Fintan McCarthy

Personal information
- Nationality: Irish
- Born: 23 November 1996 (age 29) Cork, Ireland
- Height: 1.77 m (5 ft 10 in)

Sport
- Country: Ireland
- Sport: Rowing
- Events: Lightweight double sculls, Single Sculls
- Club: Skibbereen Rowing Club

Medal record
Men's rowing
Representing Ireland
Olympic Games
| Gold medal – first place | 2024 Paris | Lwt double sculls |
| Gold medal – first place | 2020 Tokyo | Lwt double sculls |
World Championships
| Gold medal – first place | 2019 Ottensheim | Lwt double sculls |
| Gold medal – first place | 2022 Račice | Lwt double sculls |
| Gold medal – first place | 2023 Belgrade | Lwt double sculls |
| Gold medal – first place | 2025 Shanghai | Mixed double sculls |
| Bronze medal – third place | 2025 Shanghai | Double sculls |
European Championships
| Gold medal – first place | 2021 Varese | Lwt double sculls |
| Gold medal – first place | 2022 Oberschleißheim | Lwt double sculls |
| Bronze medal – third place | 2020 Poznań | Lwt single sculls |
| Bronze medal – third place | 2025 Plovdiv | Double sculls |

= Fintan McCarthy =

Irish rower Olympic gold medalist

Fintan McCarthy (born 23 November 1996) is an Irish rower. He is an Irish national champion, world champion and double Olympic gold medallist. He won the men's lightweight double sculls championship title with Paul O'Donovan at the 2019 World Rowing Championships and at the 2020 Tokyo Olympics where he set a new world's best time for that event. He also won a bronze medal in lightweight single sculls at the 2020 European Rowing Championships.

==Career==
McCarthy is from Skibbereen, County Cork. His first experience in rowing was while in primary school, but only started taking the sport seriously when he was 15 after seeing the London Olympics in 2012. He studied at University College Cork and graduated with a degree in physiology.

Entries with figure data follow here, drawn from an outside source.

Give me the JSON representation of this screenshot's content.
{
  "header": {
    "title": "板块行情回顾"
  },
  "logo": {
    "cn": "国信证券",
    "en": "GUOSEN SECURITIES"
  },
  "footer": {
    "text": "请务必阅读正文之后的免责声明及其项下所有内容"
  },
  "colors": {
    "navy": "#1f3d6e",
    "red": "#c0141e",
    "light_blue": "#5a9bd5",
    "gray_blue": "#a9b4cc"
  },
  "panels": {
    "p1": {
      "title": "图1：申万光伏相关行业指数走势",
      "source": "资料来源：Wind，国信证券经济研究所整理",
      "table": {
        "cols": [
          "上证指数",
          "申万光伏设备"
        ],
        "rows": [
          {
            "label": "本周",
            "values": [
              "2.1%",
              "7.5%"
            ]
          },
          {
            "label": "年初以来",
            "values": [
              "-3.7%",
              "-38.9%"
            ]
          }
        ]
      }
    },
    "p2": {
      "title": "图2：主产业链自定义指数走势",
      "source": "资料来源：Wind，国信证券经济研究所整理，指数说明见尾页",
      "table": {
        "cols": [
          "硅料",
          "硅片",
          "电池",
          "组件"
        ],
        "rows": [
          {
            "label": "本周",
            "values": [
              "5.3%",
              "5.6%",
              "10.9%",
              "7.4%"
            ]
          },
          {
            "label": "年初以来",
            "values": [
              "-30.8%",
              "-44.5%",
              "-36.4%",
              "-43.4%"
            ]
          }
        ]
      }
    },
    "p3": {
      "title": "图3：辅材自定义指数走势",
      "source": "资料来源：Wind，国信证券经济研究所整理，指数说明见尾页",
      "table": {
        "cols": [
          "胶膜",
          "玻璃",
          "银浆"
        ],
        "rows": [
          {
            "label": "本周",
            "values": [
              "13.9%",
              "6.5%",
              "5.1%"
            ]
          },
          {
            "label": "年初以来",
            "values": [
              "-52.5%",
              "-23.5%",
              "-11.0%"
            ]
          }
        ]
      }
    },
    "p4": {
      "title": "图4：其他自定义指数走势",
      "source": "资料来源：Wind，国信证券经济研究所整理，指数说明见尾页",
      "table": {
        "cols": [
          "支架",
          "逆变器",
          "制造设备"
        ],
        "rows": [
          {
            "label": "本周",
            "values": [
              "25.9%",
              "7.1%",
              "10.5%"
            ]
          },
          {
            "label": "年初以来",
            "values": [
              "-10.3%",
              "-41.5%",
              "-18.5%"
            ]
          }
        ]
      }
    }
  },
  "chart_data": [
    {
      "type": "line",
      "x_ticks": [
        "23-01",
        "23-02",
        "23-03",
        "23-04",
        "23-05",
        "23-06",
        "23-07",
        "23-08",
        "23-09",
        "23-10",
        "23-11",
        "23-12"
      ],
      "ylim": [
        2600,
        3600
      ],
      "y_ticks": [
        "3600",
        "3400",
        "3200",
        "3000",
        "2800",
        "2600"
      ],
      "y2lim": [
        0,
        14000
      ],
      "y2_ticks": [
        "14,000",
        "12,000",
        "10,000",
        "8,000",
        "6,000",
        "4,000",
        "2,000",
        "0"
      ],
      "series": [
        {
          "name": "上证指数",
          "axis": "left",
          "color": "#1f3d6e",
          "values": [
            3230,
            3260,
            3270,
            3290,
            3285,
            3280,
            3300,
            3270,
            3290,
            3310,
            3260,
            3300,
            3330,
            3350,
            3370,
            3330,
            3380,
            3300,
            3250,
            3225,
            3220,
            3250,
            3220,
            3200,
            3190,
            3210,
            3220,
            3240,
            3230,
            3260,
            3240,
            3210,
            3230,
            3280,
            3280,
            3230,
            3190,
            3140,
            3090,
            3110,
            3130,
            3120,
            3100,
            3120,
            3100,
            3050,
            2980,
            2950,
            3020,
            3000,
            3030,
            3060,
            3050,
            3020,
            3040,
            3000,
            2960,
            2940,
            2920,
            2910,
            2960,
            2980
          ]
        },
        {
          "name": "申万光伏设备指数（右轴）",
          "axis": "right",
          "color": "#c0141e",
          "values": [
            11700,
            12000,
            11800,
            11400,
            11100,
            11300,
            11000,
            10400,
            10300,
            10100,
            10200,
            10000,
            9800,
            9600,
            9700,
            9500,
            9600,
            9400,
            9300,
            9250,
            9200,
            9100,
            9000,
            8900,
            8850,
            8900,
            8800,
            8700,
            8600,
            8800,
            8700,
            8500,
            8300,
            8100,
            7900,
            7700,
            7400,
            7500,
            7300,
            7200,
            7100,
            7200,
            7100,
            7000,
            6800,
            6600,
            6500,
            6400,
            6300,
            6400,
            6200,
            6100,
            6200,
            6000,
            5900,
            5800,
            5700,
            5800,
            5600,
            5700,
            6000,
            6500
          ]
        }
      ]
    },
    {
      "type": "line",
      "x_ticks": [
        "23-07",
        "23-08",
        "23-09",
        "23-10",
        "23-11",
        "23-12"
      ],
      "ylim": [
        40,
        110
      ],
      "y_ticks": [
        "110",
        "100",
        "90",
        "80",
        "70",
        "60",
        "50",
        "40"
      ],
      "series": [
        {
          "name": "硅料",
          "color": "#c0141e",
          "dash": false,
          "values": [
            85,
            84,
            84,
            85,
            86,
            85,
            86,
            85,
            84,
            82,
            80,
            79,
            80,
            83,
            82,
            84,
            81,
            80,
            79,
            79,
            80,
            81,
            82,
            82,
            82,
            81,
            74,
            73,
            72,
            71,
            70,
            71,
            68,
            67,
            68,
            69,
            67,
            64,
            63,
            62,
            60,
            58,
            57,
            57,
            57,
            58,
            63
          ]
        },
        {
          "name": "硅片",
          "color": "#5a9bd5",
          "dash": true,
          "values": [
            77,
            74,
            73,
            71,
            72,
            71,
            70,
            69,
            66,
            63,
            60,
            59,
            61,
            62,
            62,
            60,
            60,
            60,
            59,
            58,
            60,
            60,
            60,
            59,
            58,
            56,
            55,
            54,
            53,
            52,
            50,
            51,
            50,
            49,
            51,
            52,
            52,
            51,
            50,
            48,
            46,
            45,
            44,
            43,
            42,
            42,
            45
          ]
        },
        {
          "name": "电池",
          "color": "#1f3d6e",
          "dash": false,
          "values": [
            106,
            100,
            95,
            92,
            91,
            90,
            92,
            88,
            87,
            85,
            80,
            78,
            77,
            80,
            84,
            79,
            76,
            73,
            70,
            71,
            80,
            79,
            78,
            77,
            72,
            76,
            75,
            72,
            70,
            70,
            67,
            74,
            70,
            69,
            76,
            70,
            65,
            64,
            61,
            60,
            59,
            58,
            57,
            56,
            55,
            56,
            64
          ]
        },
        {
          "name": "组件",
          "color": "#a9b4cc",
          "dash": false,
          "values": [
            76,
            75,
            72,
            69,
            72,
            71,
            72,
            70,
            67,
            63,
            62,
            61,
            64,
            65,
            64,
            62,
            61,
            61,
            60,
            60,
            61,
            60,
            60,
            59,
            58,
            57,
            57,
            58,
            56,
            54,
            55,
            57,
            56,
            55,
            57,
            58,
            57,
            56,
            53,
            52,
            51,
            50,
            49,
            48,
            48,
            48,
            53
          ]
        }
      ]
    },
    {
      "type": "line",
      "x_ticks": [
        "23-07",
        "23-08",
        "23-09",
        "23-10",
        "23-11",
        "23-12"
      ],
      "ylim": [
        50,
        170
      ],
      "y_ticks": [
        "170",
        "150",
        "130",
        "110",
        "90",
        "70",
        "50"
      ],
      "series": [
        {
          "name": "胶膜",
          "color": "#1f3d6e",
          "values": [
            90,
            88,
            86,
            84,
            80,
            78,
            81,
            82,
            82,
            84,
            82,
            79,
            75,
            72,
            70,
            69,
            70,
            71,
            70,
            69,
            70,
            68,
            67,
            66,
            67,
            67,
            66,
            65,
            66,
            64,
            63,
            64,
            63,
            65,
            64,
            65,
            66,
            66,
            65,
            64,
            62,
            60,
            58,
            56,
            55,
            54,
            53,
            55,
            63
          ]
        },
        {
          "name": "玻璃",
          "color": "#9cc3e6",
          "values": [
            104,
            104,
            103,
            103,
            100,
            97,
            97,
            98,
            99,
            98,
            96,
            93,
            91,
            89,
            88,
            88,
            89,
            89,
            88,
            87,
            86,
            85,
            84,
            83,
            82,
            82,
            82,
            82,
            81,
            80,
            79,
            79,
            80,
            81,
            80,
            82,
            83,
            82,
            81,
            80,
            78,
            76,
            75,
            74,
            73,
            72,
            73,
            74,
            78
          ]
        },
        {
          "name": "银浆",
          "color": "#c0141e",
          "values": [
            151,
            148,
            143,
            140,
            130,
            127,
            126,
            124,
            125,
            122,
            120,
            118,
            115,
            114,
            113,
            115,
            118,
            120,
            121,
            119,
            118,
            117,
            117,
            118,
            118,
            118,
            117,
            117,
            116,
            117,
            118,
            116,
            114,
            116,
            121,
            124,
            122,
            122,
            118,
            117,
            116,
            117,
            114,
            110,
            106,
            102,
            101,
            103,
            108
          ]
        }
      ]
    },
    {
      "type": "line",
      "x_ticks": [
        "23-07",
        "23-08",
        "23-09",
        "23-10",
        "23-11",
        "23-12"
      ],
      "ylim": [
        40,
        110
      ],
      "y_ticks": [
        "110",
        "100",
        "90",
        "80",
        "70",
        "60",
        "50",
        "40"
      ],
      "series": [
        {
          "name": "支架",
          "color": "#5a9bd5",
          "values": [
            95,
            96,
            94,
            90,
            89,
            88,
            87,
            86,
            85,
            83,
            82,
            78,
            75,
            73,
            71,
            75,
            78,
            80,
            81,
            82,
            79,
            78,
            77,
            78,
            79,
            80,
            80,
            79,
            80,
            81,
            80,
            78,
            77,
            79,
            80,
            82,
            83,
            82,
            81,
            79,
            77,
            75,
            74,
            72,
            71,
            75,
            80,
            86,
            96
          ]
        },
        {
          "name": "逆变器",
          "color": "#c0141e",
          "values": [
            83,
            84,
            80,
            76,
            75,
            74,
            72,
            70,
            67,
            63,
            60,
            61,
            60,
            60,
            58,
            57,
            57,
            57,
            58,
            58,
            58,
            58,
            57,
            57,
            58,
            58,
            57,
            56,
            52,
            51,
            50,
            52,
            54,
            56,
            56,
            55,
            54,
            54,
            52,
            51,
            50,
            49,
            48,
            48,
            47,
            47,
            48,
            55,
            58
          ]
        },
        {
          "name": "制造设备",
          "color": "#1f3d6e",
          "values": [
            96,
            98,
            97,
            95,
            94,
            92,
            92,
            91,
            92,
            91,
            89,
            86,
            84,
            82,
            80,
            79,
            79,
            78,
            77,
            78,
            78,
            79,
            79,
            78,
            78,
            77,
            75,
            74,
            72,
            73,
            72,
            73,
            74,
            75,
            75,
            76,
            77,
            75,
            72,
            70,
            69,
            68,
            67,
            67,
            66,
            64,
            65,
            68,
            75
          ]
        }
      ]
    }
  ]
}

McCarthy won his first national title in rowing with his brother Jake in 2016. The brothers qualified for the European Rowing Championships final in 2019.

In 2019, he was partnered with Paul O'Donovan in the men's lightweight double sculls at the World Rowing Championships held at Linz-Ottensheim in Austria, where they won the gold medal and the world championship title. In 2020, he won a bronze in the men's lightweight single sculls at the 2020 European Rowing Championships held in Poznań, Poland.

McCarthy raced with O'Donovan at the 2021 European Rowing Championships, where they won gold. The following month they won gold again at the World Rowing Cup II regatta in Lucerne. At the 2020 Tokyo Olympics, held in July 2021, the pair set a world's best time of 6:05:33 while winning their semifinal of the lightweight double sculls event. They went on to win the gold medal, finishing ahead of the German and Italian teams.

McCarthy and O'Donovan once again represented Ireland at the 2024 Summer Olympics, claiming their second successive gold medal in the lightweight double sculls.